The urine samples obtained from smokers who later developed lung cancer were more than eight times as likely to have high levels of two tobacco-related compounds when compared with samples collected from the smokers who didn’t get lung cancer. The samples were gathered an average of five years before cancer was found, says study coauthor Jian-Min Yuan, an epidemiologist at the University of Minnesota.
The researchers measured a breakdown product of nitrosamine called NNAL, a known tobacco-related carcinogen, and cotinine, a marker of nicotine in the body.
“The great thing about this study is they used a prospective design in which they collected urine from individuals in the past and waited until some [smokers] developed lung cancer, or didn’t,” says epidemiologist Christopher Amos of the University of Texas M.D. Anderson Cancer Center in Houston. “They clearly show that [nitrosamine] exposure is important,” he says.
High cotinine levels in the urine might serve as a proxy for an individual’s inability to clear out more dangerous tobacco compounds, Amos says.
Although cotinine itself isn’t a carcinogen, it is an excellent measure of how a smoker smokes, says Peter Shields, a physician and deputy director of the Lombardi Comprehensive Cancer Center at Georgetown University in Washington, D.C. “Cotinine measurements show how deeply they are puffing and how long they are inhaling,” he says. Thus, analyzing both NNAL and cotinine levels gives researchers a better picture of the carcinogen circulating in the individual and the dose being extracted from cigarettes, he says.

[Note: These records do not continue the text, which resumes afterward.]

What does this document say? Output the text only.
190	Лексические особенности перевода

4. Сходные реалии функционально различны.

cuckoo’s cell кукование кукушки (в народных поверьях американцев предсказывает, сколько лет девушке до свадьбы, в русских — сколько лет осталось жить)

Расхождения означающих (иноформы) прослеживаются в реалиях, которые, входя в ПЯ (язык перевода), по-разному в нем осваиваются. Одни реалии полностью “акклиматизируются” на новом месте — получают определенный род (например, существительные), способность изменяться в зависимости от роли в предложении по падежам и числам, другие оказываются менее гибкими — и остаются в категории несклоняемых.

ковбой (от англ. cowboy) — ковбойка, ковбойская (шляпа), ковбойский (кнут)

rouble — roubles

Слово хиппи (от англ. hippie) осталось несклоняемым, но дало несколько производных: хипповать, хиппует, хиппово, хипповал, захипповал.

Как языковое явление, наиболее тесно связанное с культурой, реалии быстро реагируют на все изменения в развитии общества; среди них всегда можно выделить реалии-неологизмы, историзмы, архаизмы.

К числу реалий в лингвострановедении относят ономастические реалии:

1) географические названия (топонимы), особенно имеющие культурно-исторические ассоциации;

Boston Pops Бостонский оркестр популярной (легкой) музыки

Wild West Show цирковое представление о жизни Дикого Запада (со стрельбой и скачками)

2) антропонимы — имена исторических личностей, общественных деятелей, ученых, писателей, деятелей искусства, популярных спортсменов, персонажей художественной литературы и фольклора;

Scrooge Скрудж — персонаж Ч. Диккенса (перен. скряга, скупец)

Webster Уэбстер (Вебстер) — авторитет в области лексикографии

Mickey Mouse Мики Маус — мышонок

Cost remains an issue. These tests cost $200 each, Yuan says. He hopes the measurements might be commercialized and drop into the $20 range. But ultimately, a combination of these sorts of biomarkers in blood or urine might pinpoint the smokers at highest risk, Yuan says.
Roughly 17 percent of male smokers and 11 percent of female smokers develop lung cancer. While identifying those at high risk of this malignancy is a laudable goal, Amos says, smokers need to remember that their habit also causes emphysema, contributes to heart disease and worsens the risk of many other ailments.